Bellow la considera una obra maestra y el otro no sé qué la considera pero también la considera algo o sea.

La novela se publicó por primera vez en los Estados Unidos en 1993, su título original es Tony and Susan, aquí y ahora se lo han cambiado por el de Tres noches, vaya usted a saber por qué o por qué no. Del autor nos hacen saber que nació en Nueva York en 1922, fue profesor de literatura en Cincinnati, escribió siete novelas y algunos ensayos, y murió en 2003. Así, sucinto. Una foto nos lo enseña a una edad imprecisa; frondosas y circunflejas cejas oscuras y pelo blanco, boca grande, labios finos, nariz totémica, el rostro levemente inclinado y apoyado sobre la mano derecha, denotando una complacencia escéptica sobre la digna pose senatorial.

La novela tiene una estructura semejante a la última publicada por Rafael Reig, Lo que no está escrito (https://lahoradellobo.wordpress.com/2012/10/21/lo-que-no-esta-escrito-rafael-reig/). Digo semejante, no sospechosamente semejante, que es lo que mi maledicencia congénita me hubiera tentado a decir. En cualquier caso, Tres noches es una buena novela y Lo que no está escrito es otra novela más.
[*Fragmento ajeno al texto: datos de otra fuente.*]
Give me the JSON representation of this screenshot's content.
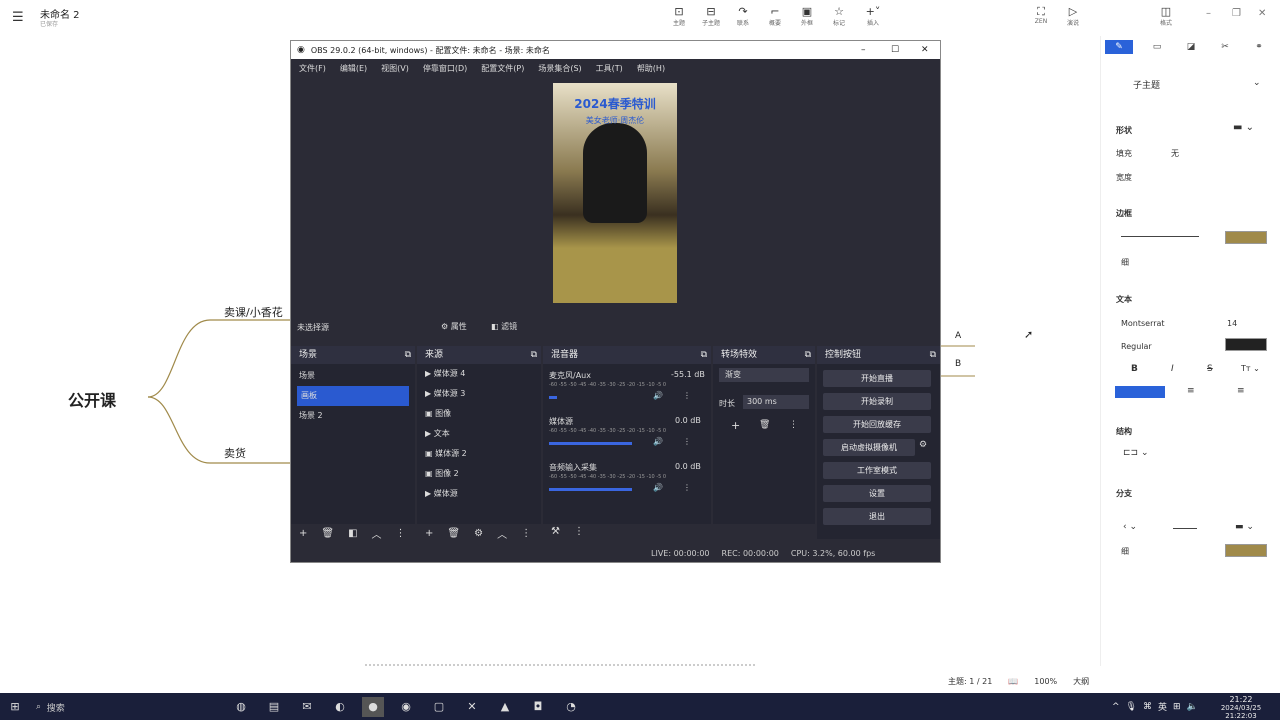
{
  "app": {
    "title": "未命名 2",
    "subtitle": "已保存",
    "toolbar": [
      {
        "icon": "subtopic-icon",
        "label": "主题"
      },
      {
        "icon": "child-topic-icon",
        "label": "子主题"
      },
      {
        "icon": "link-icon",
        "label": "联系"
      },
      {
        "icon": "summary-icon",
        "label": "概要"
      },
      {
        "icon": "boundary-icon",
        "label": "外框"
      },
      {
        "icon": "marker-icon",
        "label": "标记"
      },
      {
        "icon": "insert-icon",
        "label": "插入"
      }
    ],
    "right_toolbar": [
      {
        "icon": "zen-icon",
        "label": "ZEN"
      },
      {
        "icon": "present-icon",
        "label": "演说"
      },
      {
        "icon": "format-icon",
        "label": "格式"
      }
    ]
  },
  "mindmap": {
    "root": "公开课",
    "branches": [
      "卖课/小香花",
      "卖货"
    ],
    "side_nodes": [
      "A",
      "B"
    ]
  },
  "panel": {
    "topic_style": "子主题",
    "shape_label": "形状",
    "fill_label": "填充",
    "fill_value": "无",
    "width_label": "宽度",
    "border_label": "边框",
    "border_weight": "细",
    "text_label": "文本",
    "font": "Montserrat",
    "font_size": "14",
    "font_weight": "Regular",
    "structure_label": "结构",
    "branch_label": "分支",
    "branch_weight": "细",
    "colors": {
      "border": "#a08a4a",
      "text": "#222222",
      "branch": "#a08a4a",
      "accent": "#2a62d9"
    }
  },
  "obs": {
    "title": "OBS 29.0.2 (64-bit, windows) - 配置文件: 未命名 - 场景: 未命名",
    "menu": [
      "文件(F)",
      "编辑(E)",
      "视图(V)",
      "停靠窗口(D)",
      "配置文件(P)",
      "场景集合(S)",
      "工具(T)",
      "帮助(H)"
    ],
    "preview_overlay_title": "2024春季特训",
    "preview_overlay_sub": "美女老师·周杰伦",
    "source_bar": {
      "label": "未选择源",
      "props": "属性",
      "filters": "滤镜"
    },
    "docks": {
      "scenes": {
        "title": "场景",
        "items": [
          "场景",
          "画板",
          "场景 2"
        ],
        "selected": 1
      },
      "sources": {
        "title": "来源",
        "items": [
          "媒体源 4",
          "媒体源 3",
          "图像",
          "文本",
          "媒体源 2",
          "图像 2",
          "图像",
          "媒体源"
        ]
      },
      "mixer": {
        "title": "混音器",
        "channels": [
          {
            "name": "麦克风/Aux",
            "db": "-55.1 dB",
            "level": 0.08
          },
          {
            "name": "媒体源",
            "db": "0.0 dB",
            "level": 0.85
          },
          {
            "name": "音频输入采集",
            "db": "0.0 dB",
            "level": 0.85
          }
        ],
        "scale": "-60 -55 -50 -45 -40 -35 -30 -25 -20 -15 -10 -5 0"
      },
      "transitions": {
        "title": "转场特效",
        "type": "渐变",
        "duration_label": "时长",
        "duration": "300 ms"
      },
      "controls": {
        "title": "控制按钮",
        "buttons": [
          "开始直播",
          "开始录制",
          "开始回放缓存",
          "启动虚拟摄像机",
          "工作室模式",
          "设置",
          "退出"
        ]
      }
    },
    "status": {
      "live": "LIVE: 00:00:00",
      "rec": "REC: 00:00:00",
      "cpu": "CPU: 3.2%, 60.00 fps"
    }
  },
  "statusbar": {
    "topics": "主题: 1 / 21",
    "zoom": "100%",
    "mode": "大纲"
  },
  "taskbar": {
    "search_placeholder": "搜索",
    "time": "21:22",
    "date": "2024/03/25 21:22:03",
    "ime": "英"
  }
}
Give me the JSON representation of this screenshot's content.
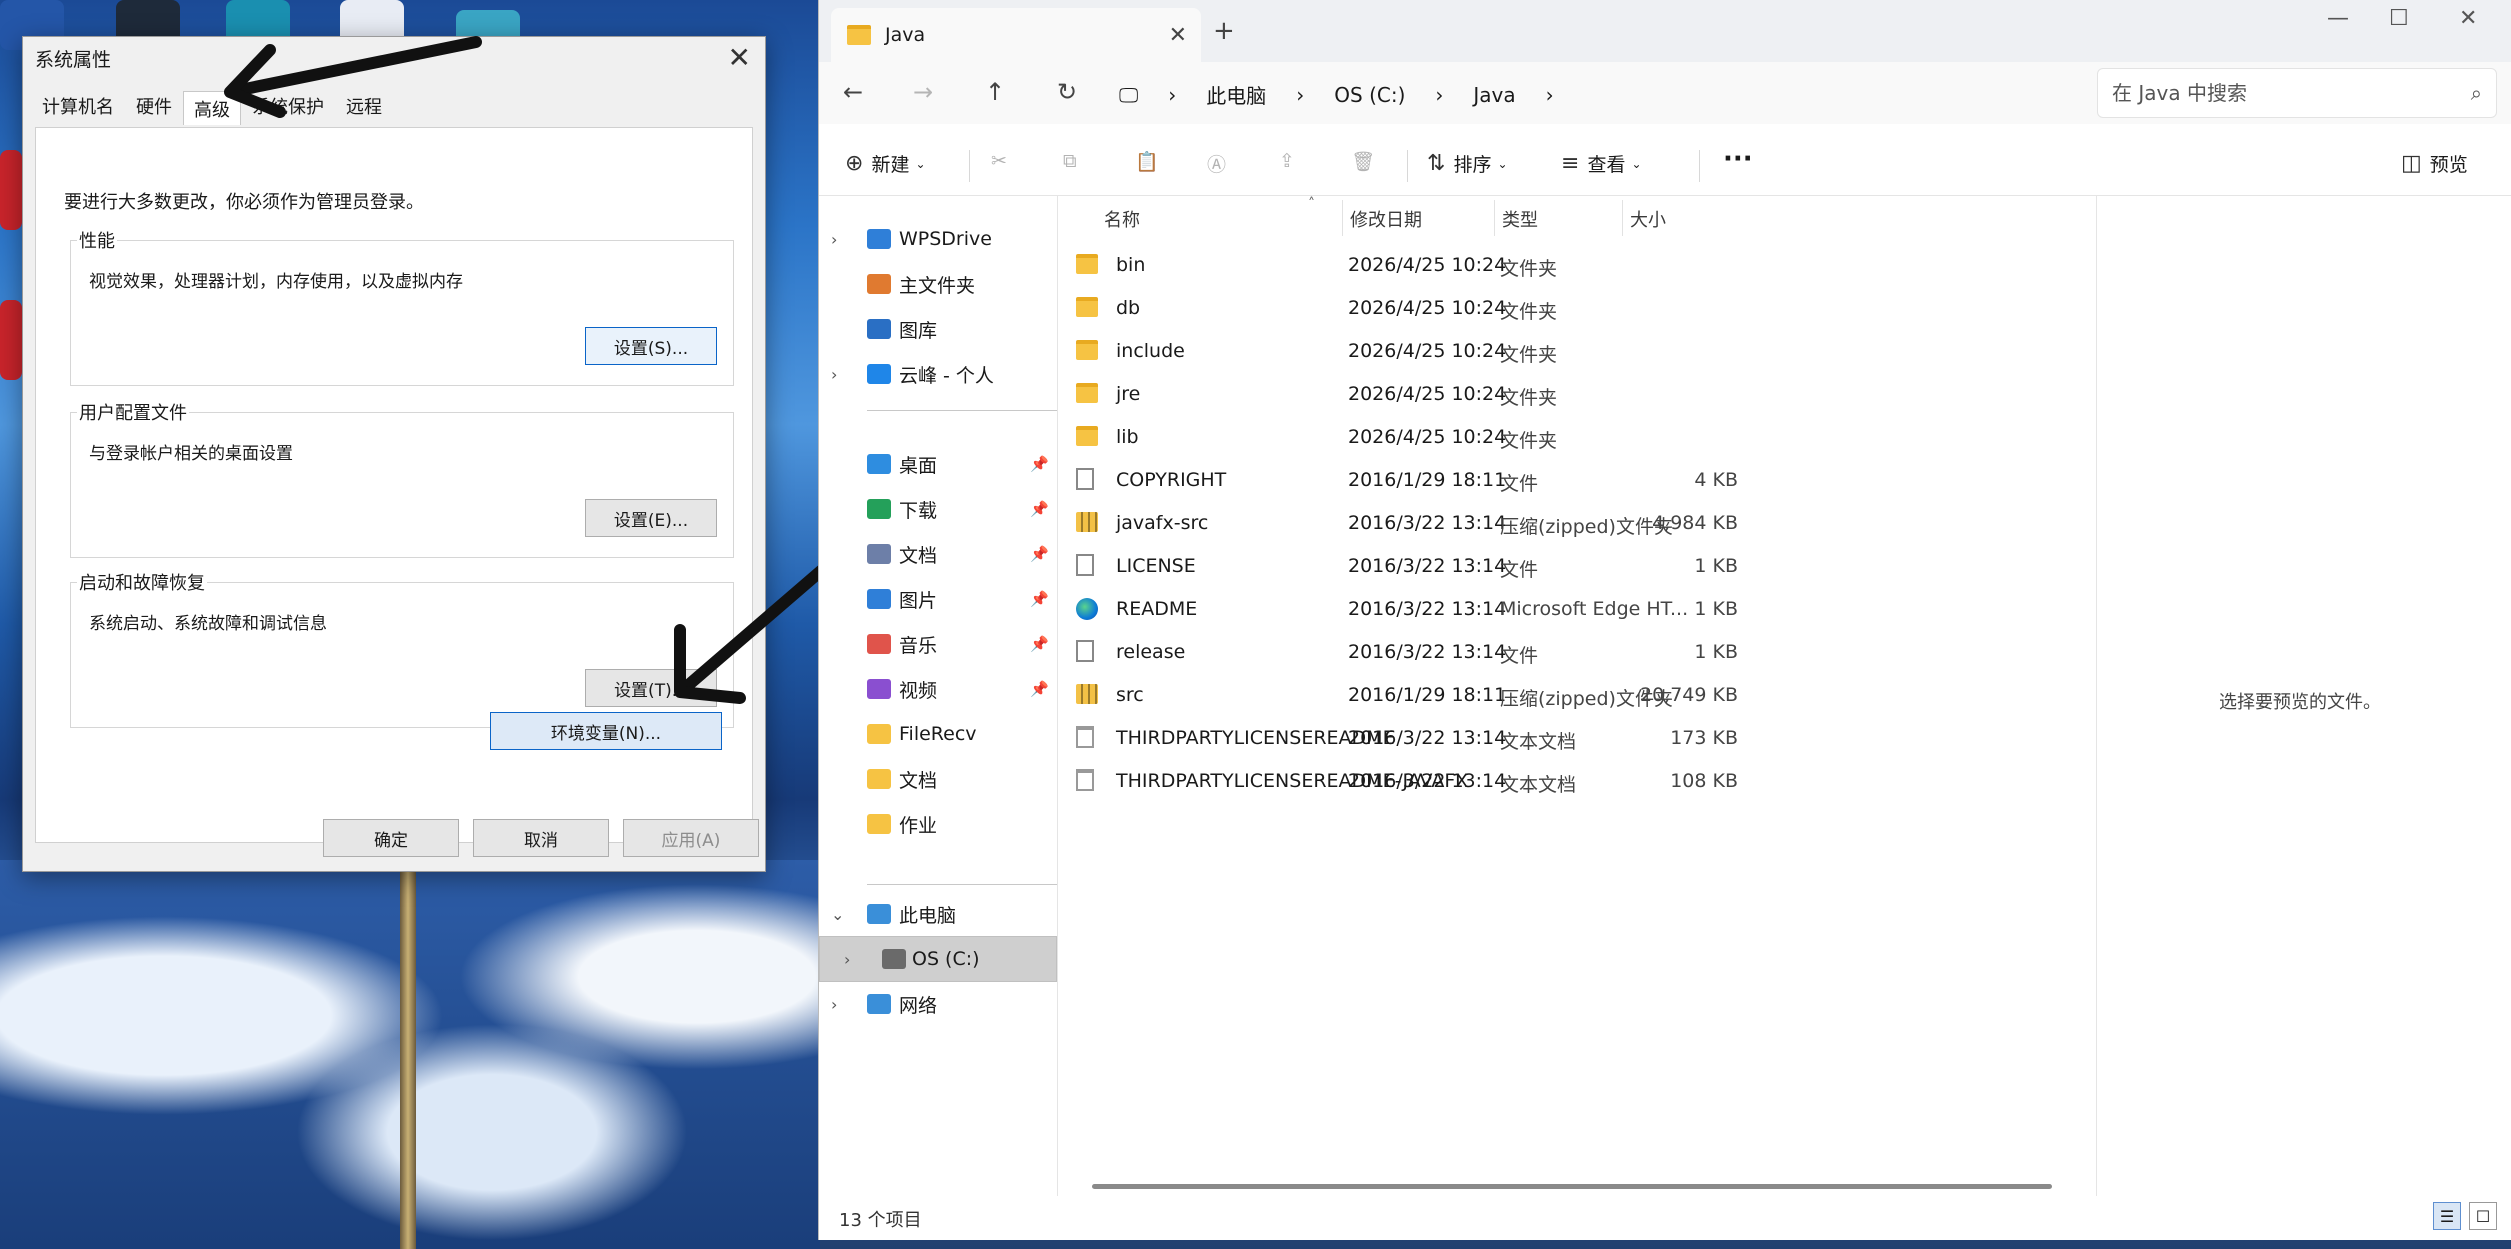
{
  "sysprops": {
    "title": "系统属性",
    "tabs": [
      "计算机名",
      "硬件",
      "高级",
      "系统保护",
      "远程"
    ],
    "admin_note": "要进行大多数更改，你必须作为管理员登录。",
    "performance": {
      "legend": "性能",
      "desc": "视觉效果，处理器计划，内存使用，以及虚拟内存",
      "button": "设置(S)..."
    },
    "profiles": {
      "legend": "用户配置文件",
      "desc": "与登录帐户相关的桌面设置",
      "button": "设置(E)..."
    },
    "startup": {
      "legend": "启动和故障恢复",
      "desc": "系统启动、系统故障和调试信息",
      "button": "设置(T)..."
    },
    "env_button": "环境变量(N)...",
    "ok": "确定",
    "cancel": "取消",
    "apply": "应用(A)"
  },
  "explorer": {
    "tab_title": "Java",
    "breadcrumb": [
      "此电脑",
      "OS (C:)",
      "Java"
    ],
    "search_placeholder": "在 Java 中搜索",
    "cmd": {
      "new": "新建",
      "sort": "排序",
      "view": "查看",
      "more": "···",
      "preview": "预览"
    },
    "sidebar": [
      {
        "label": "WPSDrive",
        "icon": "cloud-icon",
        "expandable": true
      },
      {
        "label": "主文件夹",
        "icon": "home-icon"
      },
      {
        "label": "图库",
        "icon": "gallery-icon"
      },
      {
        "label": "云峰 - 个人",
        "icon": "onedrive-icon",
        "expandable": true
      },
      {
        "label": "桌面",
        "icon": "desktop-icon",
        "pinned": true
      },
      {
        "label": "下载",
        "icon": "download-icon",
        "pinned": true
      },
      {
        "label": "文档",
        "icon": "documents-icon",
        "pinned": true
      },
      {
        "label": "图片",
        "icon": "pictures-icon",
        "pinned": true
      },
      {
        "label": "音乐",
        "icon": "music-icon",
        "pinned": true
      },
      {
        "label": "视频",
        "icon": "video-icon",
        "pinned": true
      },
      {
        "label": "FileRecv",
        "icon": "folder-icon"
      },
      {
        "label": "文档",
        "icon": "folder-icon"
      },
      {
        "label": "作业",
        "icon": "folder-icon"
      },
      {
        "label": "此电脑",
        "icon": "pc-icon",
        "expanded": true
      },
      {
        "label": "OS (C:)",
        "icon": "drive-icon",
        "expandable": true,
        "selected": true
      },
      {
        "label": "网络",
        "icon": "network-icon",
        "expandable": true
      }
    ],
    "columns": [
      "名称",
      "修改日期",
      "类型",
      "大小"
    ],
    "files": [
      {
        "name": "bin",
        "date": "2026/4/25 10:24",
        "type": "文件夹",
        "size": "",
        "kind": "folder"
      },
      {
        "name": "db",
        "date": "2026/4/25 10:24",
        "type": "文件夹",
        "size": "",
        "kind": "folder"
      },
      {
        "name": "include",
        "date": "2026/4/25 10:24",
        "type": "文件夹",
        "size": "",
        "kind": "folder"
      },
      {
        "name": "jre",
        "date": "2026/4/25 10:24",
        "type": "文件夹",
        "size": "",
        "kind": "folder"
      },
      {
        "name": "lib",
        "date": "2026/4/25 10:24",
        "type": "文件夹",
        "size": "",
        "kind": "folder"
      },
      {
        "name": "COPYRIGHT",
        "date": "2016/1/29 18:11",
        "type": "文件",
        "size": "4 KB",
        "kind": "file"
      },
      {
        "name": "javafx-src",
        "date": "2016/3/22 13:14",
        "type": "压缩(zipped)文件夹",
        "size": "4,984 KB",
        "kind": "zip"
      },
      {
        "name": "LICENSE",
        "date": "2016/3/22 13:14",
        "type": "文件",
        "size": "1 KB",
        "kind": "file"
      },
      {
        "name": "README",
        "date": "2016/3/22 13:14",
        "type": "Microsoft Edge HT...",
        "size": "1 KB",
        "kind": "edge"
      },
      {
        "name": "release",
        "date": "2016/3/22 13:14",
        "type": "文件",
        "size": "1 KB",
        "kind": "file"
      },
      {
        "name": "src",
        "date": "2016/1/29 18:11",
        "type": "压缩(zipped)文件夹",
        "size": "20,749 KB",
        "kind": "zip"
      },
      {
        "name": "THIRDPARTYLICENSEREADME",
        "date": "2016/3/22 13:14",
        "type": "文本文档",
        "size": "173 KB",
        "kind": "txt"
      },
      {
        "name": "THIRDPARTYLICENSEREADME-JAVAFX",
        "date": "2016/3/22 13:14",
        "type": "文本文档",
        "size": "108 KB",
        "kind": "txt"
      }
    ],
    "preview_text": "选择要预览的文件。",
    "status": "13 个项目"
  }
}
Susan, una mujer de mediana edad confortablemente instalada en segundas nupcias con un cardiólogo bastante lerdo, recibe por sorpresa un manuscrito de su primer marido pidiéndole que lo lea y le dé su opinión en vista a un presumible encuentro con él unos días después. La novela se llama Animales nocturnos, la firma Edward Sheffield y retrata la desafortunada peripecia de una  familia asaltada de noche en la autopista, obligada a salir del coche por tres hijoputas mientras el marido contempla petrificado el rapto de su mujer y su hija que encontrarán muertas unas horas después en un bosque cercano.

Tres noches despliega una sencilla historia inicial con gran vivacidad rítmica, un lenguaje contenido y ligero que entrelaza diálogos cortantes con ágiles narraciones de situación entreveradas con el estado anímico de los protagonistas. Muy pronto conectamos con la historia, como si en lugar de desencriptarla en el cerebro a través de la lectura la estuviésemos viendo en una pantalla. Esa inmediatez casi fílmica o televisiva unida a la consecuencia dramática polarizada en héroes y villanos algunos lo llaman thriller.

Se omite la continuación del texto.